Stream Processing In The Cloud At Google Scale

Google's BigQuery platform is capable of brute-forcing its way through datasets with phenomenal speed. Performing a simple LIKE scan of four LIKE's OR'd together over a 631GB field spread across 1.1 billion records, while summing the total size of its paired 330GB, 9.7GB and 13GB columns, takes just 23 seconds with a case sensitive search or just 29 seconds with a case insensitive search.

That works out to around 21.7GB/s to 27GB/s of searched data and 217GB/s of processed data with a single SQL query for a completely unoptimized, unpartitioned table.

What if you have more complex stream processing needs, such as running an arbitrary third-party executable over a vast dataset stored in Google's Cloud Storage?

In our own work, a standard 4-core 16GB N2 or C2 VM on GCP's Compute Engine platform streaming from Google's Cloud Storage into a low-CPU highly optimized stream processing code typically achieves sustained read rates of around 1.87-1.9GB/s from GCS per VM, which would allow it to perform the same 613GB scan as above in just 5.5 minutes with a single VM. Scale that to multiple VMs and using best practices for name sharding and its not hard to achieve some pretty breathtaking stream processing rates.

Using Cloud Storage as a store fabric for stream processing rather than local disk allows us to scale infinitely, both in terms of the total data size processed and the ability to nearly linearly scale the number of cores brought to bear for a given computation. It also makes it easier to centralize datasets that are compiled in a decentralized fashion, with regional ingest points all streaming results into a single central archive.

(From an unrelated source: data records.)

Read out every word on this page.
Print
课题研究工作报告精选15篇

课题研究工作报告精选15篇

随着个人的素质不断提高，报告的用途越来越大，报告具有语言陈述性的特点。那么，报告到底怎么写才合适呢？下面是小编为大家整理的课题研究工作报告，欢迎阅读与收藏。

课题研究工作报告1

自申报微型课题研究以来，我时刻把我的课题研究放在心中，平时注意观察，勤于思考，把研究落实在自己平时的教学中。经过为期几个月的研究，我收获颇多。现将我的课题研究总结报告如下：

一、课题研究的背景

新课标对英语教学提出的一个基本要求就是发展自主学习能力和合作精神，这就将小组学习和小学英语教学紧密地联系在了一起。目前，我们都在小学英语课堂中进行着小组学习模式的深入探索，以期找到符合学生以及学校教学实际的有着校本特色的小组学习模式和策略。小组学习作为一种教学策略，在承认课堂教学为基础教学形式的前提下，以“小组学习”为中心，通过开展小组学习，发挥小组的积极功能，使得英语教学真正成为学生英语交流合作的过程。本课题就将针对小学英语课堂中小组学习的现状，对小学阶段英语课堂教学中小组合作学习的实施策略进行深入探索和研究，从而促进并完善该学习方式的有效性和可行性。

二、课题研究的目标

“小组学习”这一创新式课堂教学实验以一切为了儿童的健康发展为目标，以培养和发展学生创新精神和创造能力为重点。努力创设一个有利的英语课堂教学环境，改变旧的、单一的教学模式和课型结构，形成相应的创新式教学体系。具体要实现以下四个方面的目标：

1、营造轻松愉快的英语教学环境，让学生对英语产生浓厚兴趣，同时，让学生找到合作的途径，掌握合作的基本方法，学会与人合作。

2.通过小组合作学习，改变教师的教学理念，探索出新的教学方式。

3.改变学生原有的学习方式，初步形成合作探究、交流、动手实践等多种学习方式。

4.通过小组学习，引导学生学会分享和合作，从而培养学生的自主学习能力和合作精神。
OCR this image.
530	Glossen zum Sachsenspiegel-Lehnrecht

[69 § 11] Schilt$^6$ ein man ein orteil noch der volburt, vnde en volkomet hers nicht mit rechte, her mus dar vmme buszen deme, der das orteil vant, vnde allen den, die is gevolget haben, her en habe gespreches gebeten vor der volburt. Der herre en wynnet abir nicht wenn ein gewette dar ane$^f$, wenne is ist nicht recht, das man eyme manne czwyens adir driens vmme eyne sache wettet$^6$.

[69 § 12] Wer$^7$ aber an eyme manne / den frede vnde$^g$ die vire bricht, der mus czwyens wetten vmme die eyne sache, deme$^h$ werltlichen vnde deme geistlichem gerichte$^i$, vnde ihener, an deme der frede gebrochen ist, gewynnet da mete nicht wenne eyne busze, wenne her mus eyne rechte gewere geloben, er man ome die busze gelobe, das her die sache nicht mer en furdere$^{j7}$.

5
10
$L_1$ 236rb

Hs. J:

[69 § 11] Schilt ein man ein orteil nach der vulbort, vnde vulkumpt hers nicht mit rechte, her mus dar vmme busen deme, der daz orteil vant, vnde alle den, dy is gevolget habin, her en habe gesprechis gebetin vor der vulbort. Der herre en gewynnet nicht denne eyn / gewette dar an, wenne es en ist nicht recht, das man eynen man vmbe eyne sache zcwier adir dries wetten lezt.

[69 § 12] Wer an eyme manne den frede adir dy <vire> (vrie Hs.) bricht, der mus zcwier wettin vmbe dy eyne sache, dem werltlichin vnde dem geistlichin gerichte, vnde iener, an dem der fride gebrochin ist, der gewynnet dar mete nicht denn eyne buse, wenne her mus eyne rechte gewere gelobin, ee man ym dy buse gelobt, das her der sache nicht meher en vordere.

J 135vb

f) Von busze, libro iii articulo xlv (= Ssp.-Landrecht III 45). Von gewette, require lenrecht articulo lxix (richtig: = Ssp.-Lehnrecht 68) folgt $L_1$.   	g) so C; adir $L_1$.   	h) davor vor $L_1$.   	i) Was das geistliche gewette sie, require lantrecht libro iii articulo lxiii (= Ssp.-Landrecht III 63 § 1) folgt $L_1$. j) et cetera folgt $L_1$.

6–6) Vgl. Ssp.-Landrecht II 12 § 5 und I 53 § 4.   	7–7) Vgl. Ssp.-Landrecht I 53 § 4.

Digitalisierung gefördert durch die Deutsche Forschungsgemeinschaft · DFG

We typically repack datasets from large numbers of small files to singular large packfiles for our large streaming pipelines. Like most filesystems and object stores, Google's Cloud Storage achieves its fastest performance rates when streaming a small number of large files rather than accessing many small files. In our own extensive benchmarking, when streaming a small number of large files to N2 and C2 VM's within the United States we see statistically insignificant differences between regional, two-region and multiregion storage localities. This allows us to exclusively use the US multiregion and distribute our processing clusters nationally for resilience and to integrate with localized services within each region that integrate with some of our external data providers' POPs that transit the commodity internet and thus require geographic localization. In short, Google's internal cloud backbone is so high-bandwidth that geographic location is no longer relevant for large-file stream processing in the US multiregion.